Marital Relationship Just After An Extramarital Relationship And The Long Range Reliability
After finding out your mate was having an extramarital relationship there was quite a lot of feelings threatening to completely consume you but to your own absolute credit you were a lot stronger than you actually assumed. You confronted your mate with the facts and also were able to be in command of your personal rage as soon as they confessed.
Your mate said they were sorry and promised never to cheat again. You forgave them but told them very forcefully that things need to change and also that you need to see wholesale proof of those changes.
You also listed what you could do to assist them along with personal action steps you can take to improve the relationship. That's not to say you are accepting the blame for what your spouse did but you do acknowledge that it will take the both of you working together to save the marital relationship.
Yet at this moment you're filled with anxiety. The spouse is going to be taking a trip for at least a week.
It is tough enough that you have your misgivings every time they go out the door to the office but it passes. You actually call them at the job and they are there. When ever it is time for your spouse to come home they do.
Still this taking a trip for a number of days and nights sets it in a completely different region.
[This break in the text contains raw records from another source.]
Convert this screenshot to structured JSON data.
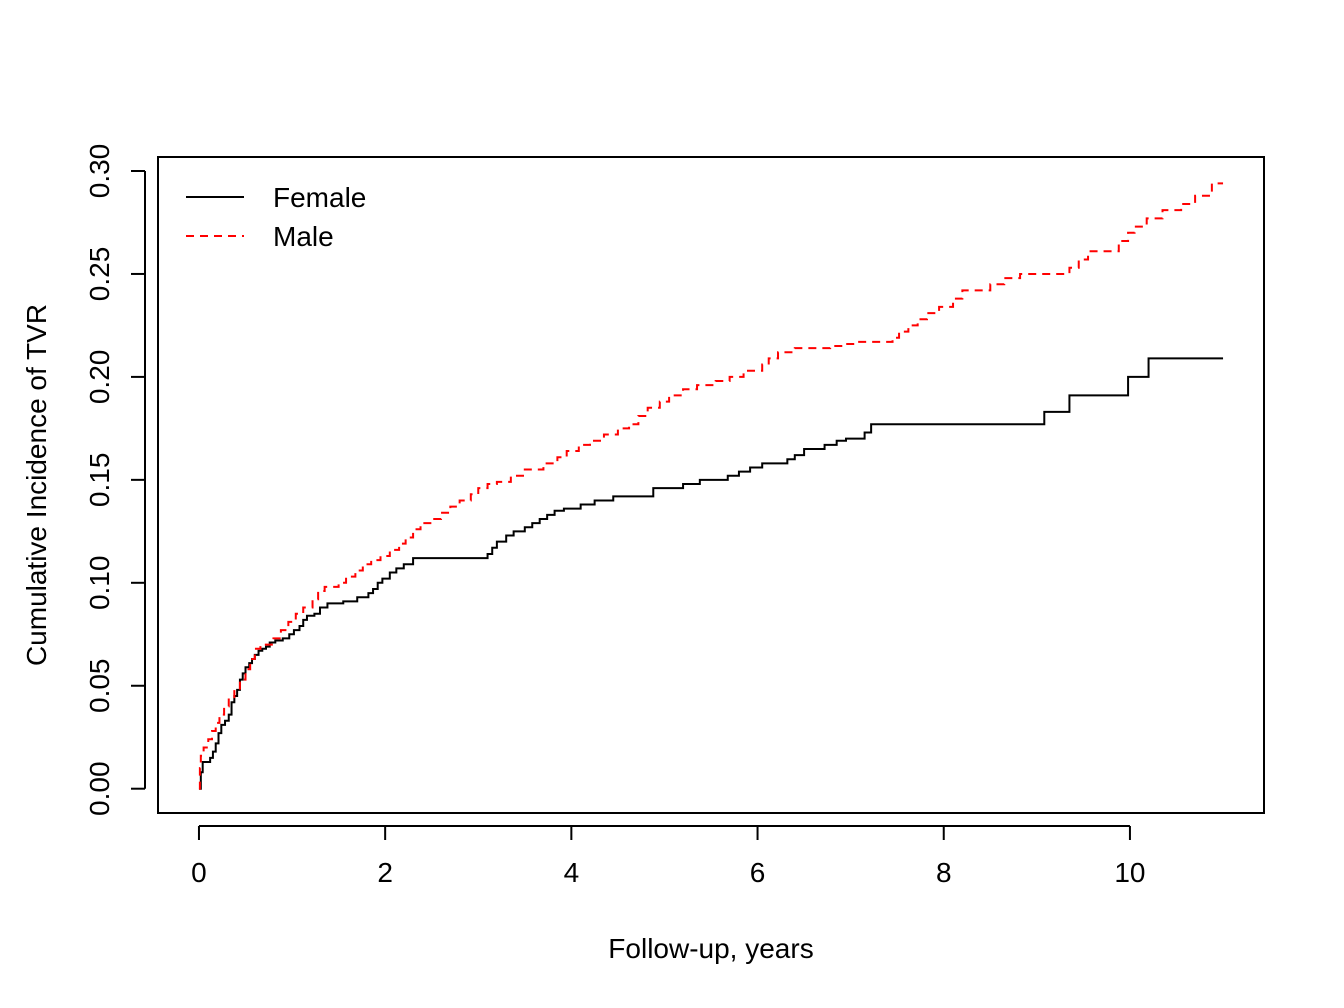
{
  "chart_data": {
    "type": "line",
    "title": "",
    "xlabel": "Follow-up, years",
    "ylabel": "Cumulative Incidence of TVR",
    "xlim": [
      -0.44,
      11.44
    ],
    "ylim": [
      -0.0118,
      0.3068
    ],
    "xticks": [
      0,
      2,
      4,
      6,
      8,
      10
    ],
    "xtick_labels": [
      "0",
      "2",
      "4",
      "6",
      "8",
      "10"
    ],
    "yticks": [
      0.0,
      0.05,
      0.1,
      0.15,
      0.2,
      0.25,
      0.3
    ],
    "ytick_labels": [
      "0.00",
      "0.05",
      "0.10",
      "0.15",
      "0.20",
      "0.25",
      "0.30"
    ],
    "grid": false,
    "legend_position": "top-left",
    "series": [
      {
        "name": "Female",
        "color": "#000000",
        "line_style": "solid",
        "step": true,
        "points": [
          [
            0,
            0
          ],
          [
            0.02,
            0.008
          ],
          [
            0.04,
            0.013
          ],
          [
            0.1,
            0.013
          ],
          [
            0.12,
            0.015
          ],
          [
            0.15,
            0.018
          ],
          [
            0.18,
            0.022
          ],
          [
            0.21,
            0.027
          ],
          [
            0.24,
            0.031
          ],
          [
            0.28,
            0.033
          ],
          [
            0.32,
            0.036
          ],
          [
            0.35,
            0.042
          ],
          [
            0.38,
            0.045
          ],
          [
            0.41,
            0.048
          ],
          [
            0.44,
            0.053
          ],
          [
            0.47,
            0.056
          ],
          [
            0.5,
            0.059
          ],
          [
            0.54,
            0.061
          ],
          [
            0.57,
            0.063
          ],
          [
            0.6,
            0.065
          ],
          [
            0.64,
            0.067
          ],
          [
            0.68,
            0.068
          ],
          [
            0.72,
            0.069
          ],
          [
            0.76,
            0.071
          ],
          [
            0.82,
            0.072
          ],
          [
            0.9,
            0.073
          ],
          [
            0.97,
            0.075
          ],
          [
            1.02,
            0.077
          ],
          [
            1.08,
            0.079
          ],
          [
            1.12,
            0.082
          ],
          [
            1.16,
            0.084
          ],
          [
            1.24,
            0.085
          ],
          [
            1.3,
            0.088
          ],
          [
            1.38,
            0.09
          ],
          [
            1.55,
            0.091
          ],
          [
            1.7,
            0.093
          ],
          [
            1.82,
            0.095
          ],
          [
            1.87,
            0.097
          ],
          [
            1.92,
            0.1
          ],
          [
            1.97,
            0.102
          ],
          [
            2.05,
            0.105
          ],
          [
            2.12,
            0.107
          ],
          [
            2.2,
            0.109
          ],
          [
            2.3,
            0.112
          ],
          [
            3.1,
            0.114
          ],
          [
            3.15,
            0.117
          ],
          [
            3.2,
            0.12
          ],
          [
            3.3,
            0.123
          ],
          [
            3.38,
            0.125
          ],
          [
            3.5,
            0.127
          ],
          [
            3.58,
            0.129
          ],
          [
            3.66,
            0.131
          ],
          [
            3.74,
            0.133
          ],
          [
            3.82,
            0.135
          ],
          [
            3.92,
            0.136
          ],
          [
            4.1,
            0.138
          ],
          [
            4.25,
            0.14
          ],
          [
            4.45,
            0.142
          ],
          [
            4.5,
            0.142
          ],
          [
            4.88,
            0.146
          ],
          [
            5.2,
            0.148
          ],
          [
            5.38,
            0.15
          ],
          [
            5.68,
            0.152
          ],
          [
            5.8,
            0.154
          ],
          [
            5.92,
            0.156
          ],
          [
            6.05,
            0.158
          ],
          [
            6.32,
            0.16
          ],
          [
            6.4,
            0.162
          ],
          [
            6.5,
            0.165
          ],
          [
            6.72,
            0.167
          ],
          [
            6.85,
            0.169
          ],
          [
            6.95,
            0.17
          ],
          [
            7.15,
            0.173
          ],
          [
            7.22,
            0.177
          ],
          [
            9.08,
            0.183
          ],
          [
            9.35,
            0.191
          ],
          [
            9.98,
            0.2
          ],
          [
            10.2,
            0.209
          ],
          [
            11.0,
            0.209
          ]
        ]
      },
      {
        "name": "Male",
        "color": "#ff0000",
        "line_style": "dashed",
        "step": true,
        "points": [
          [
            0,
            0
          ],
          [
            0.01,
            0.01
          ],
          [
            0.02,
            0.016
          ],
          [
            0.05,
            0.02
          ],
          [
            0.1,
            0.024
          ],
          [
            0.14,
            0.028
          ],
          [
            0.18,
            0.032
          ],
          [
            0.22,
            0.036
          ],
          [
            0.27,
            0.04
          ],
          [
            0.32,
            0.044
          ],
          [
            0.38,
            0.048
          ],
          [
            0.44,
            0.053
          ],
          [
            0.5,
            0.058
          ],
          [
            0.55,
            0.063
          ],
          [
            0.6,
            0.068
          ],
          [
            0.66,
            0.07
          ],
          [
            0.8,
            0.073
          ],
          [
            0.88,
            0.077
          ],
          [
            0.96,
            0.081
          ],
          [
            1.04,
            0.085
          ],
          [
            1.12,
            0.088
          ],
          [
            1.22,
            0.092
          ],
          [
            1.28,
            0.096
          ],
          [
            1.35,
            0.098
          ],
          [
            1.5,
            0.1
          ],
          [
            1.58,
            0.103
          ],
          [
            1.68,
            0.106
          ],
          [
            1.76,
            0.109
          ],
          [
            1.85,
            0.111
          ],
          [
            1.95,
            0.113
          ],
          [
            2.05,
            0.116
          ],
          [
            2.15,
            0.119
          ],
          [
            2.22,
            0.122
          ],
          [
            2.3,
            0.126
          ],
          [
            2.38,
            0.129
          ],
          [
            2.5,
            0.131
          ],
          [
            2.6,
            0.134
          ],
          [
            2.7,
            0.137
          ],
          [
            2.8,
            0.14
          ],
          [
            2.92,
            0.143
          ],
          [
            3.0,
            0.146
          ],
          [
            3.1,
            0.148
          ],
          [
            3.2,
            0.149
          ],
          [
            3.35,
            0.152
          ],
          [
            3.5,
            0.155
          ],
          [
            3.7,
            0.158
          ],
          [
            3.85,
            0.161
          ],
          [
            3.95,
            0.164
          ],
          [
            4.08,
            0.167
          ],
          [
            4.2,
            0.169
          ],
          [
            4.35,
            0.172
          ],
          [
            4.5,
            0.175
          ],
          [
            4.62,
            0.177
          ],
          [
            4.72,
            0.181
          ],
          [
            4.82,
            0.185
          ],
          [
            4.95,
            0.188
          ],
          [
            5.05,
            0.191
          ],
          [
            5.2,
            0.194
          ],
          [
            5.35,
            0.196
          ],
          [
            5.55,
            0.198
          ],
          [
            5.7,
            0.2
          ],
          [
            5.85,
            0.203
          ],
          [
            6.05,
            0.206
          ],
          [
            6.12,
            0.209
          ],
          [
            6.22,
            0.212
          ],
          [
            6.4,
            0.214
          ],
          [
            6.78,
            0.215
          ],
          [
            6.95,
            0.216
          ],
          [
            7.05,
            0.217
          ],
          [
            7.45,
            0.219
          ],
          [
            7.52,
            0.222
          ],
          [
            7.62,
            0.225
          ],
          [
            7.72,
            0.228
          ],
          [
            7.82,
            0.231
          ],
          [
            7.95,
            0.234
          ],
          [
            8.1,
            0.238
          ],
          [
            8.2,
            0.242
          ],
          [
            8.5,
            0.245
          ],
          [
            8.65,
            0.248
          ],
          [
            8.82,
            0.25
          ],
          [
            9.35,
            0.253
          ],
          [
            9.45,
            0.257
          ],
          [
            9.55,
            0.261
          ],
          [
            9.88,
            0.266
          ],
          [
            9.98,
            0.27
          ],
          [
            10.05,
            0.273
          ],
          [
            10.18,
            0.277
          ],
          [
            10.35,
            0.281
          ],
          [
            10.55,
            0.284
          ],
          [
            10.7,
            0.288
          ],
          [
            10.88,
            0.294
          ],
          [
            11.0,
            0.294
          ]
        ]
      }
    ]
  }
}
Reassurances from your spouse have not helped the matter. Obviously they've made considerable progress but that is not making you feel any better regarding your mate being out of reach for several days.
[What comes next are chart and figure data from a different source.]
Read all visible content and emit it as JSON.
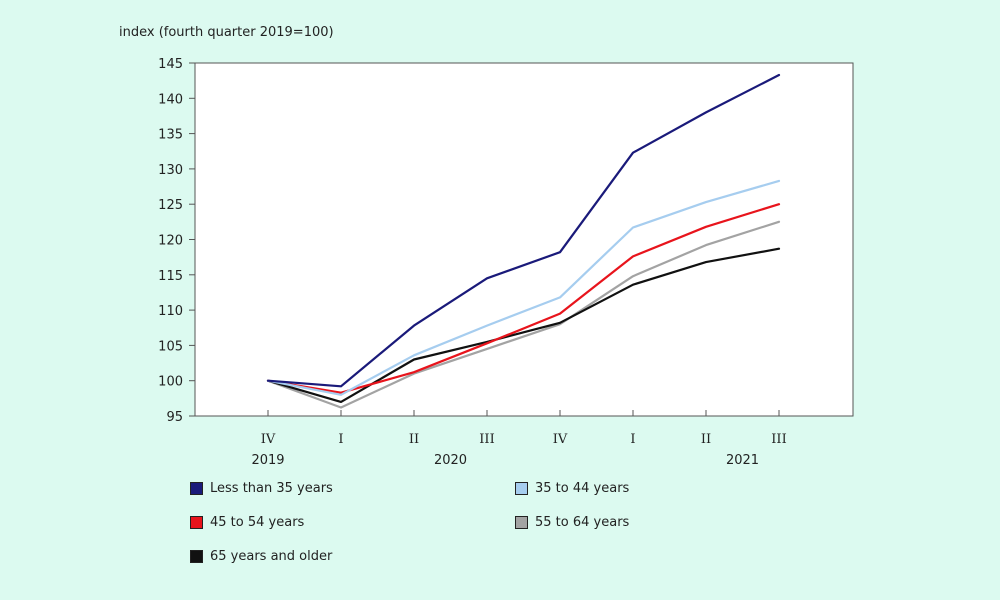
{
  "chart_data": {
    "type": "line",
    "ylabel": "index (fourth quarter 2019=100)",
    "ylim": [
      95,
      145
    ],
    "yticks": [
      95,
      100,
      105,
      110,
      115,
      120,
      125,
      130,
      135,
      140,
      145
    ],
    "categories": [
      "IV",
      "I",
      "II",
      "III",
      "IV",
      "I",
      "II",
      "III"
    ],
    "year_labels": [
      {
        "label": "2019",
        "category_index": 0
      },
      {
        "label": "2020",
        "category_index": 2.5
      },
      {
        "label": "2021",
        "category_index": 6.5
      }
    ],
    "series": [
      {
        "name": "Less than 35 years",
        "color": "#1a1a7a",
        "values": [
          100,
          99.2,
          107.8,
          114.5,
          118.2,
          132.3,
          138.0,
          143.3
        ]
      },
      {
        "name": "35 to 44 years",
        "color": "#a6cdef",
        "values": [
          100,
          98.0,
          103.6,
          107.8,
          111.8,
          121.7,
          125.3,
          128.3
        ]
      },
      {
        "name": "45 to 54 years",
        "color": "#e8141c",
        "values": [
          100,
          98.3,
          101.2,
          105.3,
          109.5,
          117.6,
          121.8,
          125.0
        ]
      },
      {
        "name": "55 to 64 years",
        "color": "#a3a3a3",
        "values": [
          100,
          96.2,
          101.0,
          104.5,
          108.0,
          114.8,
          119.2,
          122.5
        ]
      },
      {
        "name": "65 years and older",
        "color": "#111111",
        "values": [
          100,
          97.0,
          103.0,
          105.5,
          108.2,
          113.6,
          116.8,
          118.7
        ]
      }
    ],
    "legend_position": "bottom",
    "grid": false
  }
}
You can of course go along with your mate. Make use of several vacation days from your place of work. This will likely strike you as some kind of babysitting and truth to tell it is. But what it also shows is you are not at the point you can really trust your spouse which is understandable.
Your significant other should also understand this and even invite you along if possible. Mind you that if they do take regular trips out of town then this is not always going to be feasible but at least in the early stages it can be of benefit to the both of you.
Another choice could be to begin a check in schedule. You can call them and vice versa. Should they be attending a conference for instance it can be possible they can send you their schedule and you as well as the significant other can time the calls accordingly. To take it a step further the both of you can utilize your cellular phones as webcams to keep an eye on them. There's also texting.
Do these things sound extreme? If so that's because they are. The moment your spouse committed infidelity they took it to the extreme. If they are serious about saving the marriage relationship then there are moments when they are going to need to accept a large amount of "you brought this on yourself".